Last updated on 03/09/2023
Venues: Friends or Foes?
There are many hundreds of places where bands can play. Every city, town and even small villages have venues of one sort or another. Some are permanent live music venues, with stages, sound systems and lighting. Some are pubs that play bands maybe once a week. Some are part of big national chains and others are just owned and run by one person.
In this article we discuss some of the issues that bands have raised about the way in which they are treated by venues. We would like to hear your comments. This draft work in progress will eventually become a permanent article in the GYBO magazine (no longer available)
Why do some venues make us pay to play there?
It has long been the practice on the part of some venues to make bands play for the ‘privilege’ of performing. This is often in the form of making a band pay a deposit, which they will lose if they fail to sell enough tickets for that show.
It is often the case that a live music venue will send a band that it has booked, a batch of tickets to sell. They might ask the band to pay for these tickets in advance. The band might be able to sell the tickets at less than their face value and pocket the difference. If the band sells above a quota of tickets the venue might give them a bonus. If it all works well and 30 to 40 people buy tickets to see that band play, both the venue and the band make money.
In cases where the show is free entry and there are no tickets to sell, the costs of putting on bands and any money paid to the band has to come from somewhere. That money might come from drinks sales. Pubs have tills and if live music brings people into the pub, they spend money at the bar. At the end of the night the pub landlord takes money out of the till to put for the PA, sound engineer, any publicity he might have done and some cash to pay the bands. If it has worked and enough people have come in to see the band, the venue owner has achieved his objects. If not, then there is a loss. Not all venues have sufficiently good profit margins on their wet side sales to be able to afford to pay bands.
There are a few pubs where there is always an established crowd wanting to be entertained. So the pub landlord knows that on a Friday or Saturday night his pub is going to be full of customers and he can make enough money to put on a band or two to entertainment.

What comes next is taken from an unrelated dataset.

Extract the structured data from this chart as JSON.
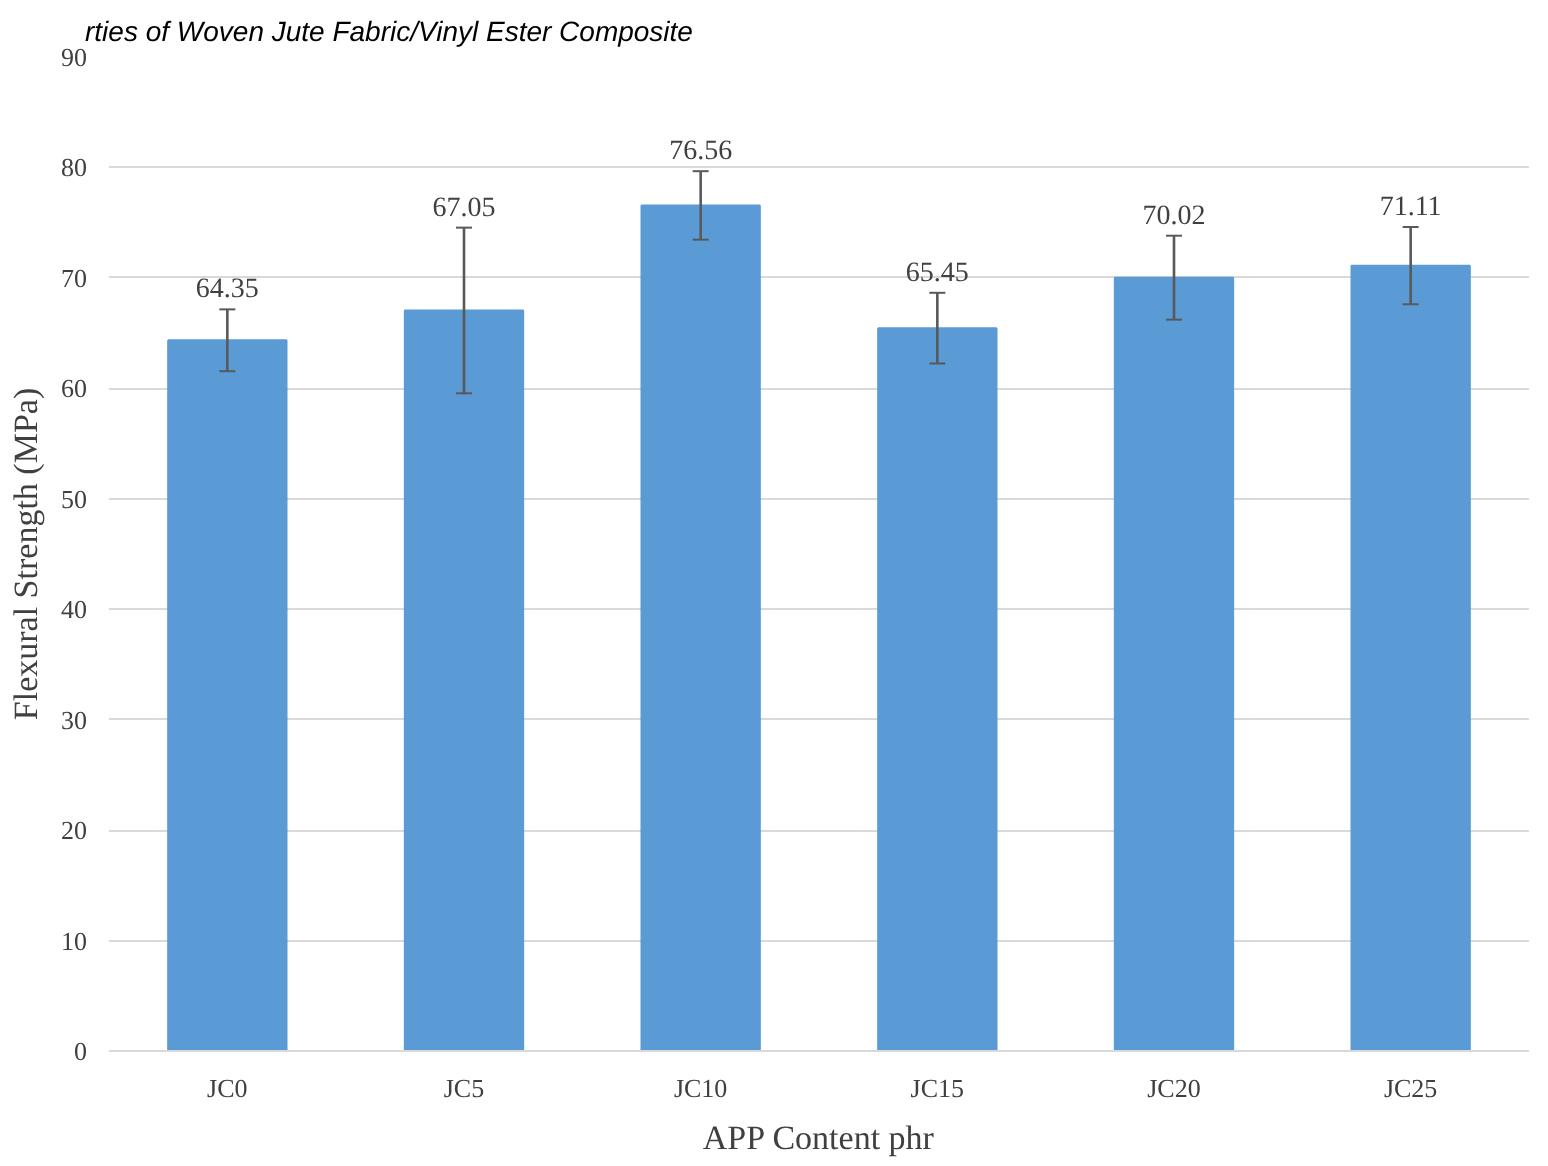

A more common situation is a pub that has hardly any customers on mid-week evenings and, so get people in, hires bands to play who will bring in a crowd with them. If the landlord does not want to charge on the door, he or she has to be certain that the band with come with its own crowd. The fans buy drinks and enough money is made to give something back to the band.
Even in permanent live music venues, bands have to bring people with them. It’s not common for music lovers to go out to a venue and have a night out listening to what ever band happens to be playing that night.
I have seen serious live music venues go bust and close down because bands were accepting bookings to play there and have done nothing to get fans to come with them. Do this often enough and the venue goes broke.
I have also come across bands who can’t be bothered with all this fan stuff and expect to be provided with a stage, a cash payment and a large audience who wants to listen to the music they have composed. Which planet do you think they are from?
There is no following in this country for unknown music. If your band is not known and is playing its own music, you have to sell that music to people like it.
The bands that get hired and paid serious money but who are not signed and not known outside their home towns are nearly always covers or tribute bands who play stuff that people are willing to buy into because they know it.
There are plenty of Pink Floyd tribute or covers band who people pay to see. But for the Job Blogs Band, playing their own original songs, they will only get paid if they have a fan base that likes what they do.
See the broader picture on this issue: there are probably over 75,000 bands in this country writing and playing their own music. That is way, way over the number of live music gigs per year.
A large percentage of those bands often play for nothing, simply to get a chance to play live with some kind of audience.
Page last edited 3/9/23. Page printed for archives.